Infine, l’obiezione alla quale si può rispondere più facilmente, è la terza: come possono
dei semplici ragazzi possedere la maturità umana e spirituale per essere proclamati santi?
Delle due cose sembrerebbe doversene sceglierne per forza una: o la santità è “una cosa da
ragazzi”, e allora non può essere una cosa seria; o è una cosa seria; ma allora non può essere una cosa per ragazzi.
E invece sta proprio qui uno degli apparenti paradossi della concezione cristiana della
perfezione umana, e quindi della santità: il pensiero cristiano qui è chiarissimo -in tal senso è
facile rispondere all’obiezione-, a causa delle formali dichiarazioni di Nostro Signore, per il
qualche il Regno dei Cieli è proprio per coloro che “diventano come i bambini” (Mt 18,3);
anzi è proprio per loro (cf Mt 19,14), ai quali solo, e non ai “sapienti ed agli intelligenti”,
sono rivelati i misteri del Regno (cf Mt 11,26).

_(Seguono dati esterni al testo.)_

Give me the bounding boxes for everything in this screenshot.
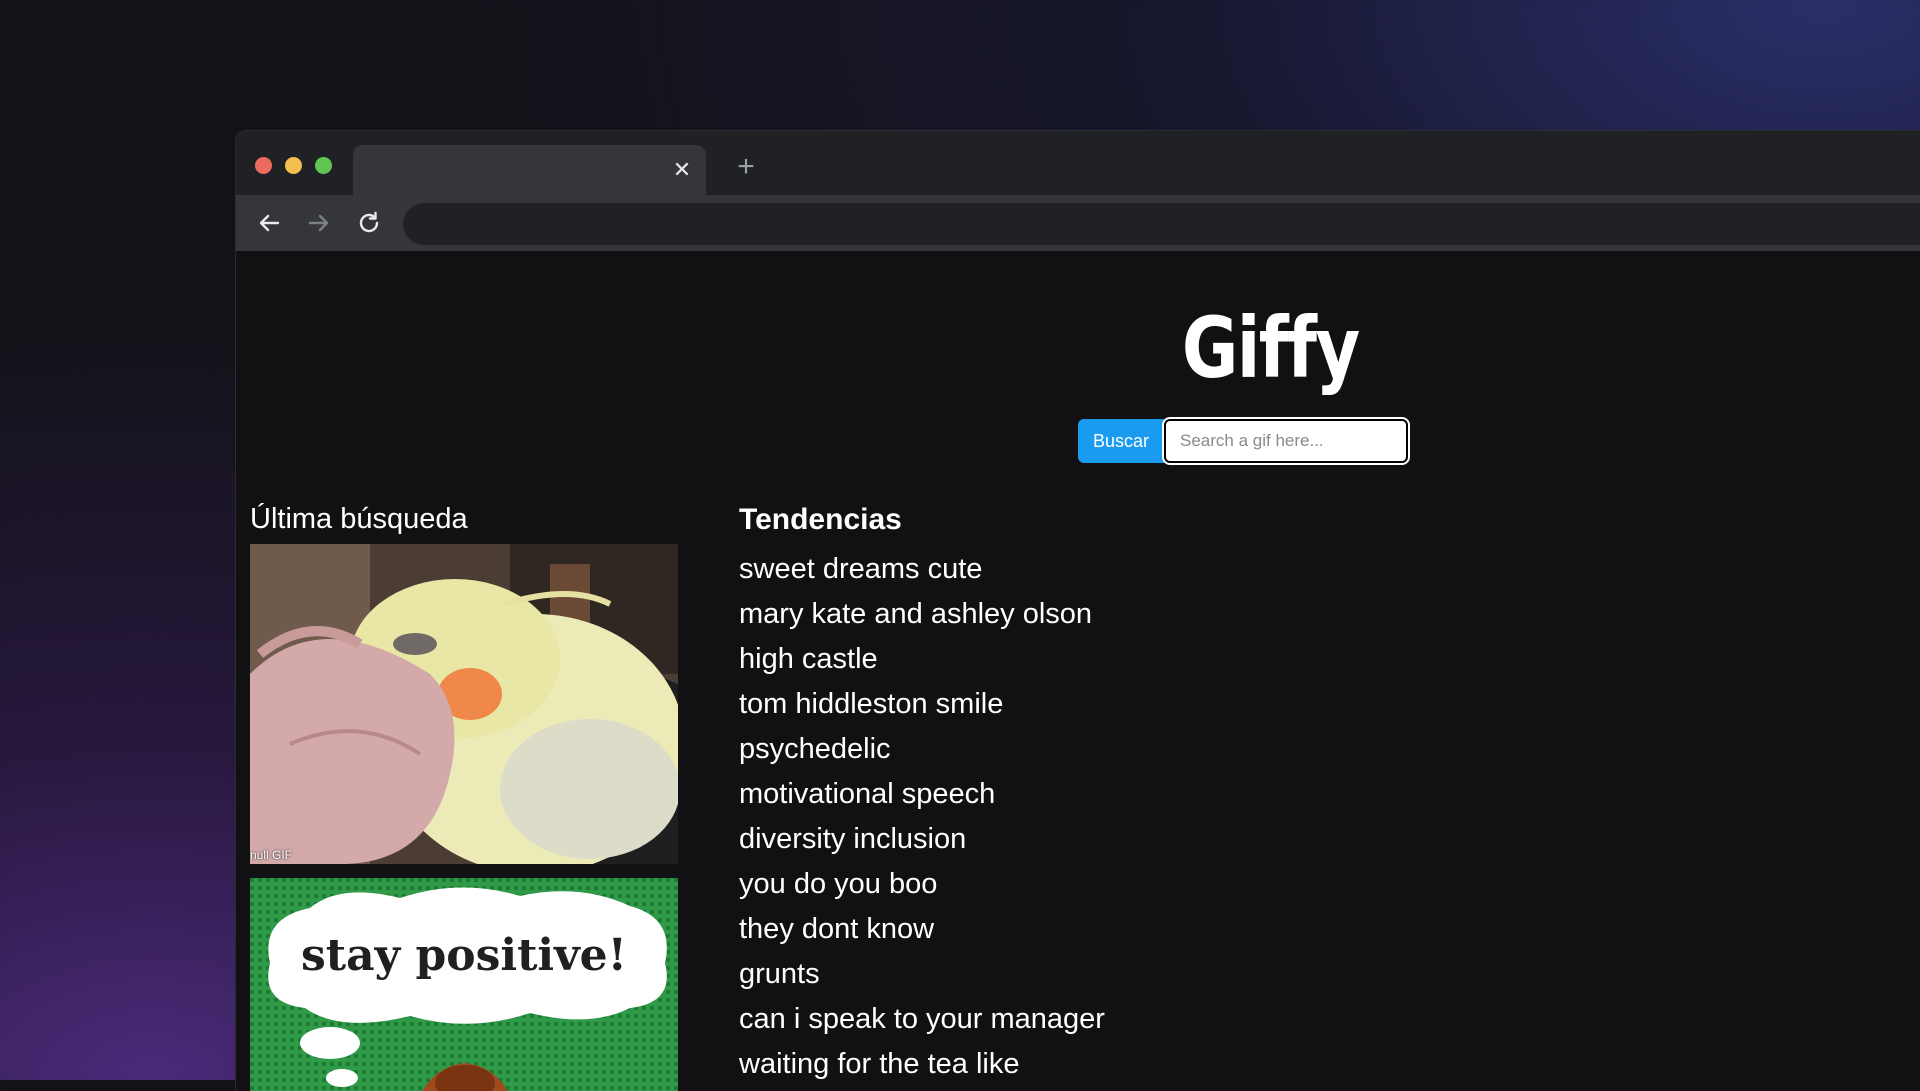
trending-item[interactable]: psychedelic [739,727,1105,772]
gif-caption: null GIF [250,848,293,862]
trending-item[interactable]: mary kate and ashley olson [739,592,1105,637]
reload-icon[interactable] [353,207,385,239]
trending-item[interactable]: diversity inclusion [739,817,1105,862]
trending-item[interactable]: grunts [739,952,1105,997]
minimize-window-button[interactable] [285,157,302,174]
last-search-heading: Última búsqueda [250,503,468,535]
stay-positive-image [250,878,678,1091]
close-window-button[interactable] [255,157,272,174]
back-arrow-icon[interactable] [253,207,285,239]
address-bar[interactable] [403,203,1920,245]
trending-item[interactable]: tom hiddleston smile [739,682,1105,727]
trending-item[interactable]: high castle [739,637,1105,682]
stay-positive-text: stay positive! [300,930,627,981]
gif-cockatiel[interactable]: null GIF [250,544,678,864]
maximize-window-button[interactable] [315,157,332,174]
tab-bar: ✕ + [236,131,1920,195]
trending-item[interactable]: sweet dreams cute [739,547,1105,592]
app-logo[interactable]: Giffy [1182,299,1360,397]
trending-item[interactable]: waiting for the tea like [739,1042,1105,1087]
trending-item[interactable]: can i speak to your manager [739,997,1105,1042]
trending-item[interactable]: you do you boo [739,862,1105,907]
gif-stay-positive[interactable]: stay positive! [250,878,678,1091]
trending-heading: Tendencias [739,503,902,536]
close-tab-icon[interactable]: ✕ [670,158,694,182]
search-input[interactable] [1162,417,1410,465]
search-button[interactable]: Buscar [1078,419,1164,463]
page-content: Giffy Buscar Última búsqueda [236,251,1920,1091]
browser-window: ✕ + Giffy Buscar Última búsqueda [236,131,1920,1091]
browser-tab[interactable]: ✕ [353,145,706,195]
trending-list: sweet dreams cute mary kate and ashley o… [739,547,1105,1087]
trending-item[interactable]: motivational speech [739,772,1105,817]
trending-item[interactable]: they dont know [739,907,1105,952]
forward-arrow-icon[interactable] [303,207,335,239]
new-tab-icon[interactable]: + [732,152,760,182]
browser-toolbar [236,195,1920,251]
cockatiel-image [250,544,678,864]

Il difficile è comprendere che cosa ciò voglia
dire e come sia possibile.
“Bambino”, “piccolo”, “povero”, nella Scrittura, sta innanzi tutto per “umile” e “semplice”.

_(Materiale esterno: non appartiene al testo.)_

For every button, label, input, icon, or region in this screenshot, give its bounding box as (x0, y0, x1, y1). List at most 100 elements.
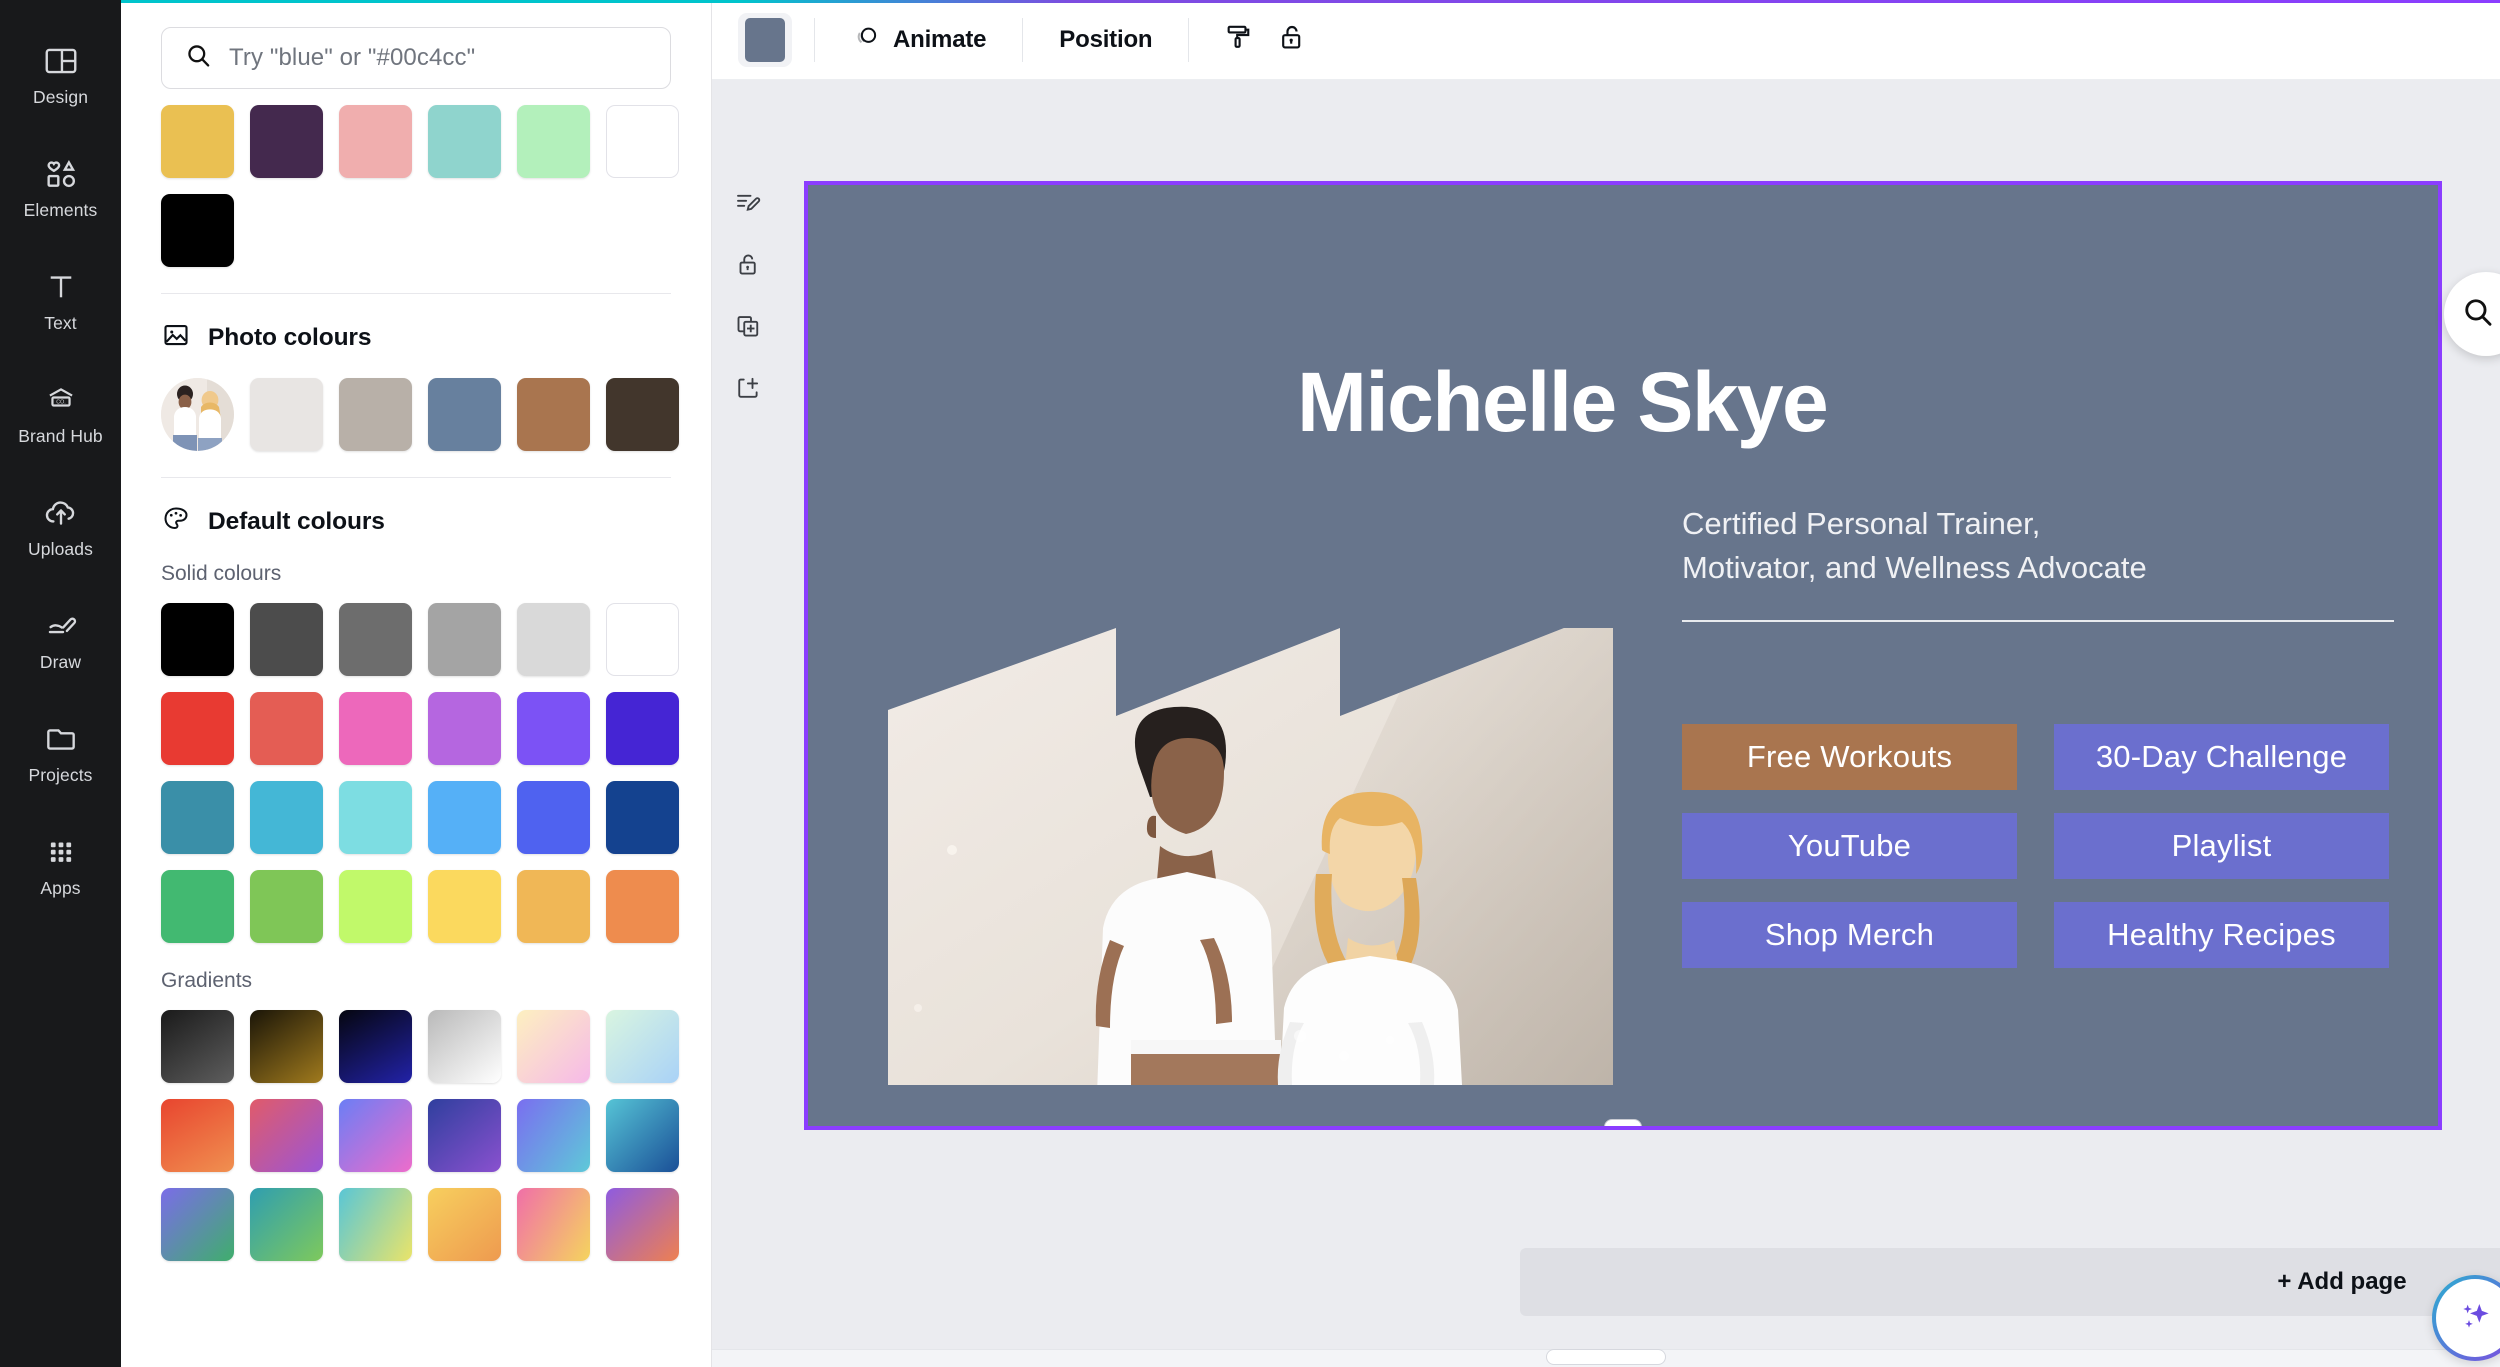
gradient-swatch[interactable] (517, 1099, 590, 1172)
notes-edit-button[interactable] (726, 182, 770, 226)
duplicate-page-button[interactable] (726, 306, 770, 350)
paint-roller-button[interactable] (1211, 13, 1265, 67)
gradient-swatch[interactable] (606, 1188, 679, 1261)
solid-colour-swatch[interactable] (161, 870, 234, 943)
solid-colour-swatch[interactable] (161, 692, 234, 765)
photo-swatch[interactable] (517, 378, 590, 451)
solid-colour-swatch[interactable] (428, 781, 501, 854)
page-title[interactable]: Michelle Skye (1297, 360, 1829, 444)
solid-colour-swatch[interactable] (250, 692, 323, 765)
canvas-area: Michelle Skye Certified Personal Trainer… (712, 80, 2500, 1367)
gradient-swatch[interactable] (606, 1099, 679, 1172)
solid-colour-swatch[interactable] (339, 870, 412, 943)
sidebar-item-design[interactable]: Design (7, 18, 115, 131)
brand-hub-icon: CO. (42, 381, 80, 419)
page-link-button[interactable]: Playlist (2054, 813, 2389, 879)
photo-swatch[interactable] (428, 378, 501, 451)
solid-colour-swatch[interactable] (339, 692, 412, 765)
top-accent-bar (121, 0, 2500, 3)
add-page-button[interactable] (726, 368, 770, 412)
page-link-button[interactable]: Shop Merch (1682, 902, 2017, 968)
brand-swatch[interactable] (428, 105, 501, 178)
solid-colour-swatch[interactable] (517, 603, 590, 676)
page-link-button[interactable]: YouTube (1682, 813, 2017, 879)
photo-thumbnail[interactable] (161, 378, 234, 451)
unlock-icon (1276, 21, 1308, 58)
solid-colour-swatch[interactable] (339, 781, 412, 854)
gradients-label: Gradients (161, 969, 253, 992)
sidebar-item-apps[interactable]: Apps (7, 809, 115, 922)
sidebar-item-elements[interactable]: Elements (7, 131, 115, 244)
add-page-label: + Add page (2277, 1268, 2407, 1295)
solid-colour-swatch[interactable] (161, 603, 234, 676)
page-link-button[interactable]: Free Workouts (1682, 724, 2017, 790)
position-button[interactable]: Position (1045, 13, 1166, 67)
solid-colour-swatch[interactable] (250, 870, 323, 943)
gradient-swatch[interactable] (161, 1010, 234, 1083)
gradient-swatch[interactable] (250, 1010, 323, 1083)
sidebar-item-draw[interactable]: Draw (7, 583, 115, 696)
search-section: Try "blue" or "#00c4cc" (161, 0, 671, 89)
gradient-swatch[interactable] (428, 1099, 501, 1172)
gradient-swatch[interactable] (339, 1188, 412, 1261)
sidebar-item-brand-hub[interactable]: CO. Brand Hub (7, 357, 115, 470)
solid-colour-swatch[interactable] (250, 781, 323, 854)
solid-colour-swatch[interactable] (517, 781, 590, 854)
solid-colour-swatch[interactable] (339, 603, 412, 676)
search-input[interactable]: Try "blue" or "#00c4cc" (161, 27, 671, 89)
gradient-swatch[interactable] (428, 1010, 501, 1083)
gradient-swatch[interactable] (161, 1099, 234, 1172)
solid-colour-swatch[interactable] (606, 781, 679, 854)
solid-colour-swatch[interactable] (606, 692, 679, 765)
brand-swatch[interactable] (250, 105, 323, 178)
search-placeholder: Try "blue" or "#00c4cc" (229, 44, 476, 71)
solid-colour-swatch[interactable] (428, 692, 501, 765)
page-lock-button[interactable] (726, 244, 770, 288)
solid-colour-swatch[interactable] (250, 603, 323, 676)
brand-swatch[interactable] (517, 105, 590, 178)
design-page[interactable]: Michelle Skye Certified Personal Trainer… (804, 181, 2442, 1130)
solid-colour-swatch[interactable] (517, 870, 590, 943)
animate-label: Animate (893, 25, 987, 53)
colour-chip[interactable] (738, 12, 792, 67)
brand-swatch[interactable] (161, 194, 234, 267)
solid-colour-swatch[interactable] (161, 781, 234, 854)
sidebar-item-text[interactable]: Text (7, 244, 115, 357)
gradient-swatch[interactable] (339, 1010, 412, 1083)
solid-colour-swatch[interactable] (606, 603, 679, 676)
page-resize-handle[interactable] (1604, 1119, 1642, 1126)
gradient-swatch[interactable] (339, 1099, 412, 1172)
gradient-swatch[interactable] (428, 1188, 501, 1261)
page-link-button[interactable]: 30-Day Challenge (2054, 724, 2389, 790)
design-icon (42, 42, 80, 80)
sidebar-item-label: Apps (40, 878, 81, 899)
gradient-swatch[interactable] (517, 1010, 590, 1083)
lock-button[interactable] (1265, 13, 1319, 67)
projects-icon (42, 720, 80, 758)
sidebar-item-uploads[interactable]: Uploads (7, 470, 115, 583)
brand-swatch[interactable] (339, 105, 412, 178)
brand-swatch[interactable] (606, 105, 679, 178)
gradient-swatch[interactable] (606, 1010, 679, 1083)
photo-swatch[interactable] (250, 378, 323, 451)
gradient-swatch[interactable] (250, 1188, 323, 1261)
page-subtitle[interactable]: Certified Personal Trainer, Motivator, an… (1682, 502, 2147, 590)
solid-colour-swatch[interactable] (428, 603, 501, 676)
add-page-bar[interactable]: + Add page (1520, 1248, 2500, 1316)
animate-button[interactable]: Animate (837, 13, 1000, 67)
photo-swatch[interactable] (339, 378, 412, 451)
gradient-swatch[interactable] (161, 1188, 234, 1261)
page-photo[interactable] (888, 588, 1613, 1085)
brand-swatch[interactable] (161, 105, 234, 178)
sidebar-item-projects[interactable]: Projects (7, 696, 115, 809)
page-link-button[interactable]: Healthy Recipes (2054, 902, 2389, 968)
gradient-swatch[interactable] (250, 1099, 323, 1172)
photo-colours-section: Photo colours (161, 320, 679, 451)
gradient-swatch[interactable] (517, 1188, 590, 1261)
photo-swatch[interactable] (606, 378, 679, 451)
solid-colour-swatch[interactable] (606, 870, 679, 943)
solid-colour-swatch[interactable] (517, 692, 590, 765)
solid-colour-swatch[interactable] (428, 870, 501, 943)
bottom-scroll-pill[interactable] (1546, 1349, 1666, 1365)
canvas-search-fab[interactable] (2444, 272, 2500, 356)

Ma proprio perché il bambino è spontaneamente tale, l’umile e il semplice sono paragonati a
loro, anche se si tratta di adulti. E l’umiltà e la semplicità evangeliche sono requisiti essenziali
alla santità. Inoltre, bisogna ricordare che la perfezione e la santità cristiane non sono tanto il
risultato delle forze umane (occorrono anche quelle!), quanto piuttosto della potenza della
grazia divina, alla quale pertanto il santo consente di operare, nella sua vita, le sue meraviglie. Per far questo non occorre necessariamente la maturità umana dell’adulto, ma basta la
volontà del, bambino. Inoltre bisogna evidentemente considerare che la santità che la Chiesa
ci proporrà nei pastorelli di Fatima sarà -come è logico che sia- la santità propria o proporzionata a quella che possono e debbono raggiungere dei fanciulli, anche se nulla vieterà che
essi possano essere di esempio anche agli adulti.
La santità è possibile ad ogni età; per molto tempo la Chiesa ha proposto prevalentemente
una santità “da adulti”; e perché non dovrebbe proporre anche quella per i ragazzi?